For \(T\geqslant 0\),

$$\begin{aligned} F_s(T) \geqslant \overline{F}_s\big ((1+r_{\max })^{d-1}T\big ) . \end{aligned}$$
(7.11)

Proof

We have

$$\begin{aligned} {{\mathrm{\mathbb {P}}}}\big (\widetilde{\Xi } Z(T,1) =0\big ) \geqslant {{\mathrm{\mathbb {P}}}}\big (\Theta Z(T,1+r_{\max }) =0\big ) = {{\mathrm{\mathbb {P}}}}\big (\Theta Z((1+r_{\max })^{d-1}T,1) =0\big ),\nonumber \\ \end{aligned}$$
(7.12)

where the last equality follows from the \(G_0\)-invariance of \(\Theta \). \(\square \)
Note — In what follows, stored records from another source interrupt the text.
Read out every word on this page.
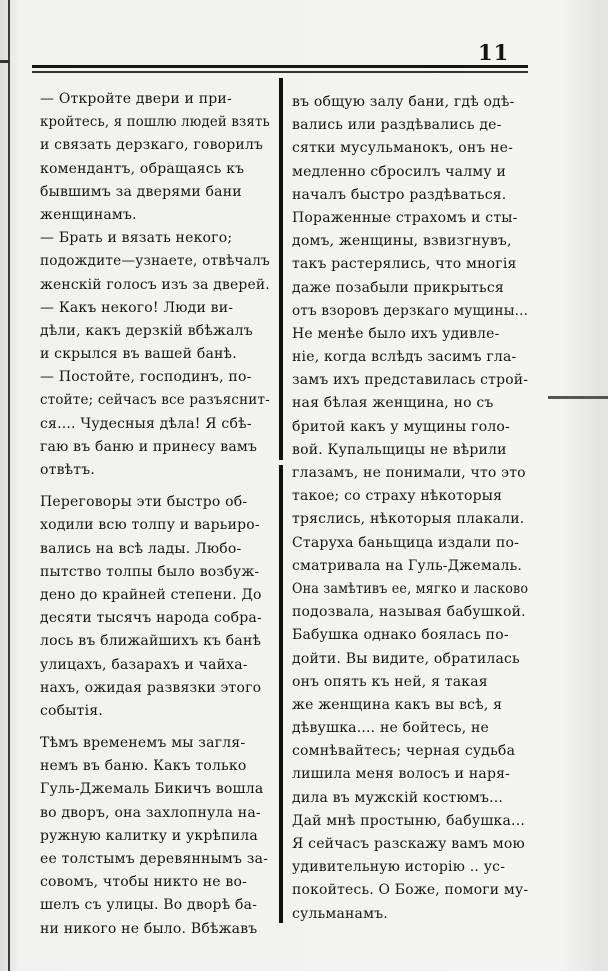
11
— Откройте двери и при-
кройтесь, я пошлю людей взять
и связать дерзкаго, говорилъ
комендантъ, обращаясь къ
бывшимъ за дверями бани
женщинамъ.
— Брать и вязать некого;
подождите—узнаете, отвѣчалъ
женскій голосъ изъ за дверей.
— Какъ некого! Люди ви-
дѣли, какъ дерзкій вбѣжалъ
и скрылся въ вашей банѣ.
— Постойте, господинъ, по-
стойте; сейчасъ все разъяснит-
ся.... Чудесныя дѣла! Я сбѣ-
гаю въ баню и принесу вамъ
отвѣтъ.
Переговоры эти быстро об-
ходили всю толпу и варьиро-
вались на всѣ лады. Любо-
пытство толпы было возбуж-
дено до крайней степени. До
десяти тысячъ народа собра-
лось въ ближайшихъ къ банѣ
улицахъ, базарахъ и чайха-
нахъ, ожидая развязки этого
событія.
Тѣмъ временемъ мы загля-
немъ въ баню. Какъ только
Гуль-Джемаль Бикичъ вошла
во дворъ, она захлопнула на-
ружную калитку и укрѣпила
ее толстымъ деревяннымъ за-
совомъ, чтобы никто не во-
шелъ съ улицы. Во дворѣ ба-
ни никого не было. Вбѣжавъ
въ общую залу бани, гдѣ одѣ-
вались или раздѣвались де-
сятки мусульманокъ, онъ не-
медленно сбросилъ чалму и
началъ быстро раздѣваться.
Пораженные страхомъ и сты-
домъ, женщины, взвизгнувъ,
такъ растерялись, что многія
даже позабыли прикрыться
отъ взоровъ дерзкаго мущины...
Не менѣе было ихъ удивле-
ніе, когда вслѣдъ засимъ гла-
замъ ихъ представилась строй-
ная бѣлая женщина, но съ
бритой какъ у мущины голо-
вой. Купальщицы не вѣрили
глазамъ, не понимали, что это
такое; со страху нѣкоторыя
тряслись, нѣкоторыя плакали.
Старуха баньщица издали по-
сматривала на Гуль-Джемаль.
Она замѣтивъ ее, мягко и ласково
подозвала, называя бабушкой.
Бабушка однако боялась по-
дойти. Вы видите, обратилась
онъ опять къ ней, я такая
же женщина какъ вы всѣ, я
дѣвушка.... не бойтесь, не
сомнѣвайтесь; черная судьба
лишила меня волосъ и наря-
дила въ мужскій костюмъ...
Дай мнѣ простыню, бабушка...
Я сейчасъ разскажу вамъ мою
удивительную исторію .. ус-
покойтесь. О Боже, помоги му-
сульманамъ.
This lemma allows us to obtain lower bounds for the tails of \(F_s(T)\) in terms of the free path length asymptotics derived in [18]. In particular, Theorem 1.13 in that paper implies the power-law lower bound

$$\begin{aligned} F_0(T) \geqslant \frac{\pi ^{\frac{d-1}{2}}(1+r_{\max })^{1-d}}{2^{d}d\, \Gamma \left( \frac{d+3}{2}\right) \,\zeta (d)} \; T^{-1} +O\bigl (T^{-1-\frac{2}{d}}\bigr ) . \end{aligned}$$
(7.13)

Note that this bound becomes ineffective in the limit of large \(r_{\max }\). The bound is also consistent with the exponential distribution in the limit of removal probability \(\rightarrow 1\) discussed in [4, 23], if the free path length is measured in units of the mean free path length, which diverges as the removal probability tends to one.